Transformers Remember First, Forget Last: Dual-Process Interference in LLMs
This reveals a primacy bias in transformers that could impact interference-heavy applications like question-answering or summarization, though it is incremental in applying cognitive psychology paradigms to LLMs.
The study investigated how large language models handle conflicting information in context, finding that they universally prioritize early memories over recent ones, with proactive interference dominating retroactive interference (Cohen's d = 1.73, p < 0.0001), opposite to human memory patterns.
When large language models encounter conflicting information in context, which memories survive -- early or recent? We adapt classical interference paradigms from cognitive psychology to answer this question, testing 39 LLMs across diverse architectures and scales.

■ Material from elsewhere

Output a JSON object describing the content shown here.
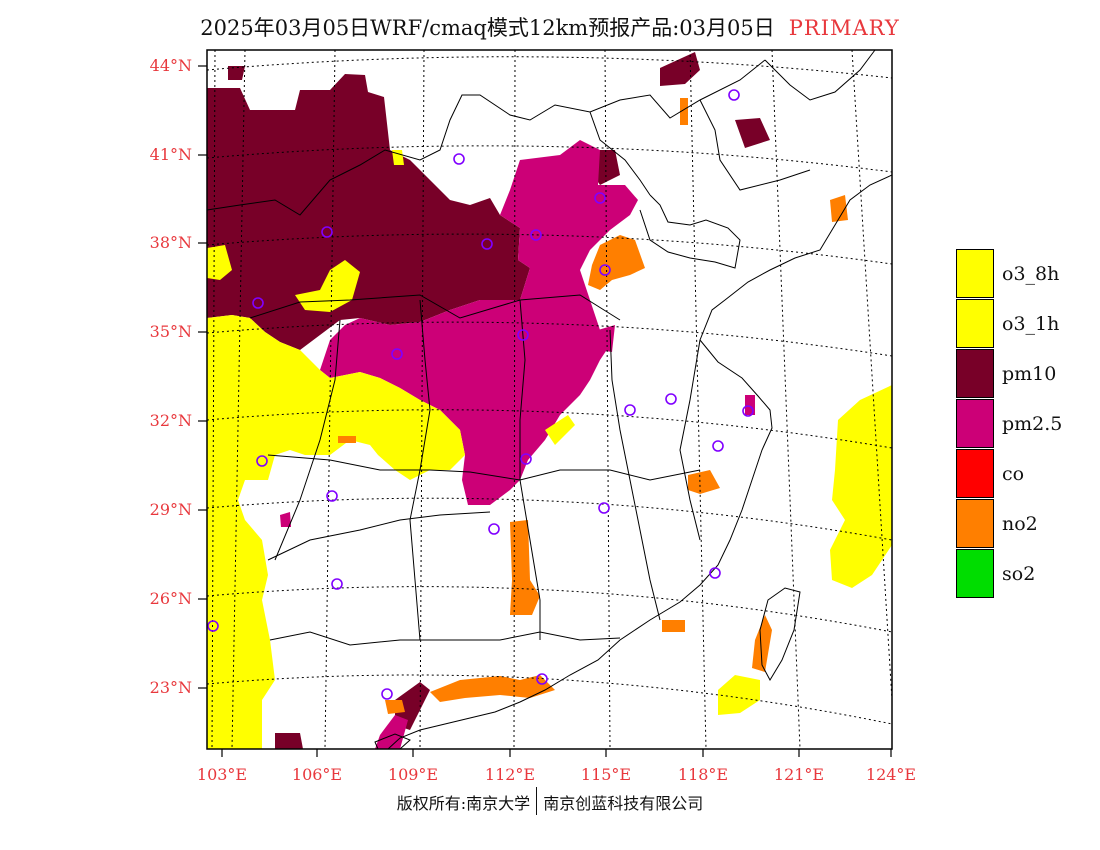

Every model shows the same pattern: proactive interference (PI) dominates retroactive interference (RI) universally (Cohen's d = 1.73, p < 0.0001), meaning early encodings are protected at the cost of recent information -- the opposite of human memory, where RI typically dominates. Three findings indicate that RI and PI reflect separate memory mechanisms. RI and PI are uncorrelated (R^2 = 0.044), rejecting a unified "memory capacity." Model size predicts RI resistance (R^2 = 0.49) but not PI (R^2 = 0.06, n.s.) -- only RI is capacity-dependent. And error analysis reveals distinct failure modes: RI failures are passive retrieval failures (51%), while PI failures show active primacy intrusion (56%); both show <1% hallucination. These patterns parallel the consolidation-retrieval distinction in cognitive science, suggesting that transformer attention creates a primacy bias with direct implications for interference-heavy applications.